This is a Phase 1/2 study of the combination of Ad-p53 administered intra-arterially in combination with oral metronomic capecitabine or pembrolizumab in patients with unresectable, refractory liver metastases of colorectal carcinoma (CRC) and other solid tumors, including primary hepatocellular carcinoma (HCC). A third arm will study the intra-tumoral injection of Ad-p53 combined with nivolumab infusions in recurrent head and neck squamous cell cancer (HNSCC).
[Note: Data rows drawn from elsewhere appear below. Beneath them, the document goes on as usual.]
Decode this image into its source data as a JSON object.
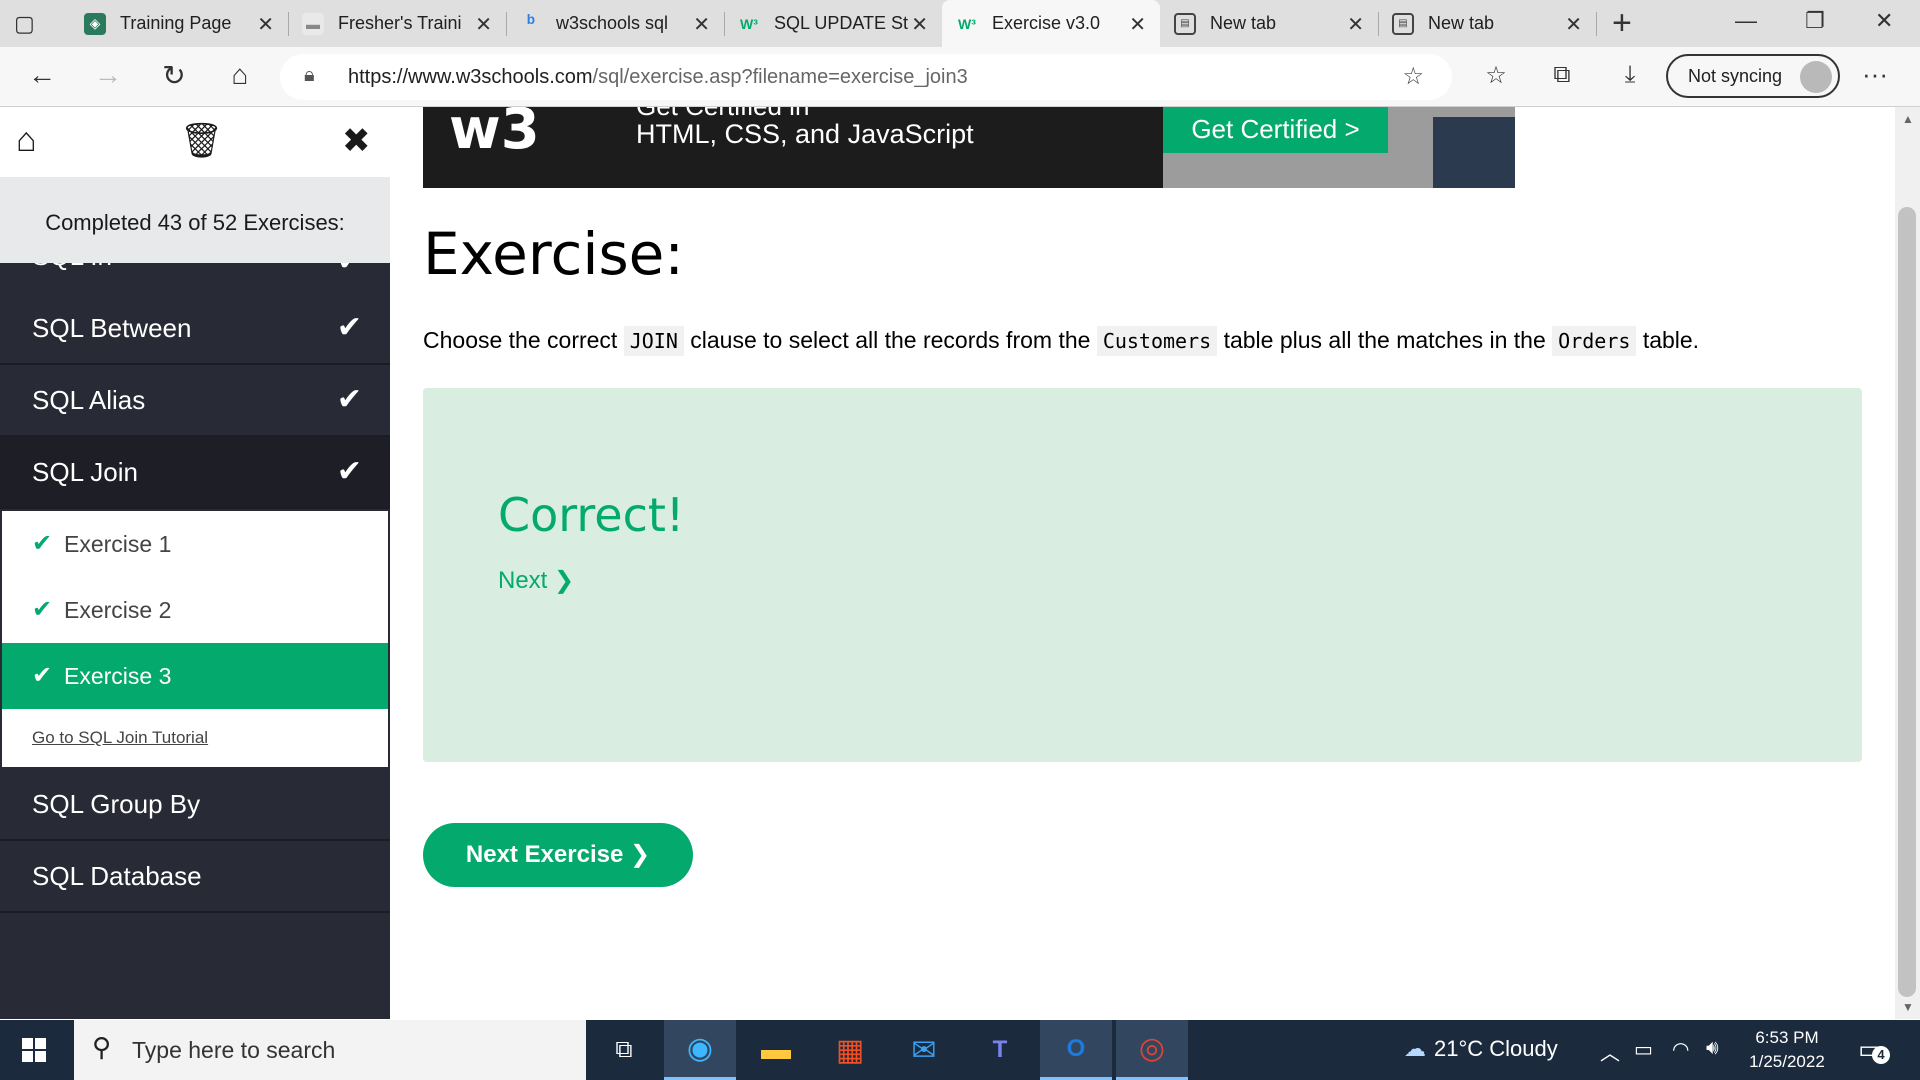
{
  "browser": {
    "tabs": [
      {
        "title": "Training Page",
        "icon": "shield-favicon",
        "color": "#2b7a5e"
      },
      {
        "title": "Fresher's Traini",
        "icon": "page-favicon",
        "color": "#888888"
      },
      {
        "title": "w3schools sql",
        "icon": "bing-favicon",
        "color": "#2f7fe3"
      },
      {
        "title": "SQL UPDATE St",
        "icon": "w3schools-favicon",
        "color": "#04aa6d"
      },
      {
        "title": "Exercise v3.0",
        "icon": "w3schools-favicon",
        "color": "#04aa6d",
        "active": true
      },
      {
        "title": "New tab",
        "icon": "newtab-favicon",
        "color": "#444444"
      },
      {
        "title": "New tab",
        "icon": "newtab-favicon",
        "color": "#444444"
      }
    ],
    "url_host": "https://www.w3schools.com",
    "url_path": "/sql/exercise.asp?filename=exercise_join3",
    "sync_label": "Not syncing"
  },
  "sidebar": {
    "progress": "Completed 43 of 52 Exercises:",
    "clipped_item": "SQL In",
    "items": [
      {
        "label": "SQL Between"
      },
      {
        "label": "SQL Alias"
      },
      {
        "label": "SQL Join"
      }
    ],
    "exercises": [
      {
        "label": "Exercise 1"
      },
      {
        "label": "Exercise 2"
      },
      {
        "label": "Exercise 3"
      }
    ],
    "tutorial_link": "Go to SQL Join Tutorial",
    "after_items": [
      {
        "label": "SQL Group By"
      },
      {
        "label": "SQL Database"
      }
    ]
  },
  "banner": {
    "logo": "w3",
    "line1": "Get Certified in",
    "line2": "HTML, CSS, and JavaScript",
    "cta": "Get Certified >"
  },
  "main": {
    "title": "Exercise:",
    "question": {
      "p1": "Choose the correct",
      "c1": "JOIN",
      "p2": "clause to select all the records from the",
      "c2": "Customers",
      "p3": "table plus all the matches in the",
      "c3": "Orders",
      "p4": "table."
    },
    "result": "Correct!",
    "next_link": "Next ❯",
    "next_exercise": "Next Exercise ❯"
  },
  "taskbar": {
    "search_placeholder": "Type here to search",
    "weather": "21°C  Cloudy",
    "time": "6:53 PM",
    "date": "1/25/2022",
    "notifications": "4"
  },
  "colors": {
    "accent": "#04aa6d",
    "sidebar_bg": "#282a35",
    "answer_bg": "#d9eee1",
    "taskbar_bg": "#1b2a3d"
  }
}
This safety study has a standard 3+3 design for arms A and B; .HNSCC will be placed in a single dosing cohort. The Maximum Tolerated Dose (MTD) will be determined as well for intra-arterial infusions, and the entire study will determine the general efficacy using RECIST 1.1 and Immune-Related Response Criteria. Safety will be followed using the CTCAE listings for adverse events.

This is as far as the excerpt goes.